2025-06-17 中央大学
(上)人工細胞(リポソーム)内に形成DNA凝集体の模式図と3Dスキャン画像。 (下)リポソームの顕微鏡写真。中にDNA凝集体ができ、そこからGFPが発現している。
<関連情報>
- https://www.chuo-u.ac.jp/aboutus/communication/press/2025/06/80818/
- https://pubs.acs.org/doi/10.1021/jacsau.5c00568
単分散巨大小胞におけるモデル核としてのDNA凝縮体の制御された形成 Controlled Formation of DNA Condensates as Model Nuclei in Monodisperse Giant Vesicles
Ryotaro Yoneyama,Naoya Morikawa,Ryota Ushiyama,Tomoya Maruyama,Reiko Sato,Mamiko Tsugane,Masahiro Takinoue,and Hiroaki Suzuki
JACS Au Published: June 16, 2025
DOI:https://doi.org/10.1021/jacsau.5c00568
Abstract
Several studies have attempted to replicate the complex hierarchy of eukaryotic cells for the bottom-up construction of artificial cells. Specifically, reconstruction of liquid–liquid phase separation systems as membrane-less organelles is one of the key focuses of this research field, with DNA condensates acting as versatile building blocks whose associative interactions can be precisely controlled via sequence design.

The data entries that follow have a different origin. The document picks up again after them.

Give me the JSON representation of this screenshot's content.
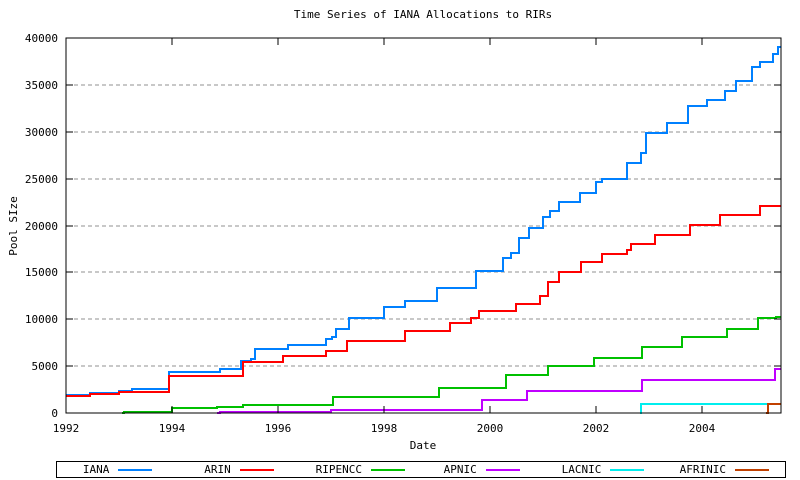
{
  "chart_data": {
    "type": "line",
    "style": "steps-post",
    "title": "Time Series of IANA Allocations to RIRs",
    "xlabel": "Date",
    "ylabel": "Pool SIze",
    "xlim": [
      1992,
      2005.5
    ],
    "ylim": [
      0,
      40000
    ],
    "x_ticks": [
      "1992",
      "1994",
      "1996",
      "1998",
      "2000",
      "2002",
      "2004"
    ],
    "x_tick_values": [
      1992,
      1994,
      1996,
      1998,
      2000,
      2002,
      2004
    ],
    "y_ticks": [
      "0",
      "5000",
      "10000",
      "15000",
      "20000",
      "25000",
      "30000",
      "35000",
      "40000"
    ],
    "y_tick_values": [
      0,
      5000,
      10000,
      15000,
      20000,
      25000,
      30000,
      35000,
      40000
    ],
    "grid": "horizontal-dashed",
    "grid_color": "#909090",
    "legend_position": "bottom",
    "series": [
      {
        "name": "IANA",
        "color": "#0080ff",
        "points": [
          [
            1992.0,
            1950
          ],
          [
            1992.45,
            2100
          ],
          [
            1993.0,
            2350
          ],
          [
            1993.25,
            2600
          ],
          [
            1993.95,
            4400
          ],
          [
            1994.9,
            4700
          ],
          [
            1995.3,
            5500
          ],
          [
            1995.5,
            5800
          ],
          [
            1995.57,
            6800
          ],
          [
            1996.2,
            7250
          ],
          [
            1996.9,
            7900
          ],
          [
            1997.02,
            8100
          ],
          [
            1997.1,
            8950
          ],
          [
            1997.35,
            10100
          ],
          [
            1998.0,
            11300
          ],
          [
            1998.4,
            12000
          ],
          [
            1999.0,
            13350
          ],
          [
            1999.75,
            15100
          ],
          [
            2000.25,
            16500
          ],
          [
            2000.4,
            17100
          ],
          [
            2000.55,
            18700
          ],
          [
            2000.75,
            19700
          ],
          [
            2001.0,
            20900
          ],
          [
            2001.13,
            21500
          ],
          [
            2001.3,
            22550
          ],
          [
            2001.7,
            23450
          ],
          [
            2002.0,
            24650
          ],
          [
            2002.12,
            24950
          ],
          [
            2002.6,
            26650
          ],
          [
            2002.85,
            27700
          ],
          [
            2002.95,
            29850
          ],
          [
            2003.35,
            30900
          ],
          [
            2003.75,
            32700
          ],
          [
            2004.1,
            33400
          ],
          [
            2004.45,
            34400
          ],
          [
            2004.65,
            35400
          ],
          [
            2004.95,
            36900
          ],
          [
            2005.1,
            37400
          ],
          [
            2005.35,
            38300
          ],
          [
            2005.45,
            39000
          ]
        ]
      },
      {
        "name": "ARIN",
        "color": "#ff0000",
        "points": [
          [
            1992.0,
            1850
          ],
          [
            1992.45,
            2060
          ],
          [
            1993.0,
            2280
          ],
          [
            1993.95,
            3900
          ],
          [
            1995.35,
            5480
          ],
          [
            1996.1,
            6100
          ],
          [
            1996.9,
            6650
          ],
          [
            1997.31,
            7730
          ],
          [
            1998.41,
            8800
          ],
          [
            1999.25,
            9590
          ],
          [
            1999.65,
            10100
          ],
          [
            1999.8,
            10850
          ],
          [
            2000.5,
            11600
          ],
          [
            2000.95,
            12450
          ],
          [
            2001.1,
            13990
          ],
          [
            2001.31,
            15060
          ],
          [
            2001.72,
            16060
          ],
          [
            2002.12,
            16950
          ],
          [
            2002.6,
            17420
          ],
          [
            2002.67,
            18020
          ],
          [
            2003.13,
            19020
          ],
          [
            2003.79,
            20010
          ],
          [
            2004.35,
            21080
          ],
          [
            2005.11,
            22040
          ]
        ]
      },
      {
        "name": "RIPENCC",
        "color": "#00c000",
        "points": [
          [
            1993.05,
            0
          ],
          [
            1993.1,
            150
          ],
          [
            1994.0,
            530
          ],
          [
            1994.85,
            680
          ],
          [
            1995.35,
            900
          ],
          [
            1997.05,
            1740
          ],
          [
            1999.05,
            2640
          ],
          [
            2000.3,
            4060
          ],
          [
            2001.1,
            5020
          ],
          [
            2001.97,
            5900
          ],
          [
            2002.88,
            7080
          ],
          [
            2003.63,
            8090
          ],
          [
            2004.48,
            8980
          ],
          [
            2005.07,
            10110
          ],
          [
            2005.4,
            10230
          ]
        ]
      },
      {
        "name": "APNIC",
        "color": "#c000ff",
        "points": [
          [
            1994.85,
            0
          ],
          [
            1994.9,
            60
          ],
          [
            1997.0,
            300
          ],
          [
            1999.85,
            1350
          ],
          [
            2000.7,
            2390
          ],
          [
            2002.88,
            3500
          ],
          [
            2005.38,
            4650
          ]
        ]
      },
      {
        "name": "LACNIC",
        "color": "#00eeee",
        "points": [
          [
            2002.84,
            0
          ],
          [
            2002.86,
            980
          ]
        ]
      },
      {
        "name": "AFRINIC",
        "color": "#c04000",
        "points": [
          [
            2005.22,
            0
          ],
          [
            2005.25,
            960
          ]
        ]
      }
    ]
  }
}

However, such control is only possible at the nanoscale as control over the size and morphology of the lipid vesicles and liquid–liquid phase separation systems at the meso-to-microscale is determined by the kinetic aspects of their formation processes. Microfluidics is well-suited for controlling dynamic molecular assemblies at the cellular scale. In this study, we report the controlled condensation of DNA nanostars in mass-produced monodisperse giant vesicles (GVs) generated using a microfluidic device by manipulating the concentrations of DNA and salt associated with the GV volume changes. Our approach facilitates the precise control of the dynamics of DNA condensate formation, final size of condensates, formation of multiple condensates, and reversible formation/dissociation of condensates in GVs serving as a chassis for an artificial cell. Furthermore, our approach eliminates the need for thermal annealing prior to DNA condensation, supporting the coexistence of enzyme-containing biochemical reaction systems, such as gene expression systems.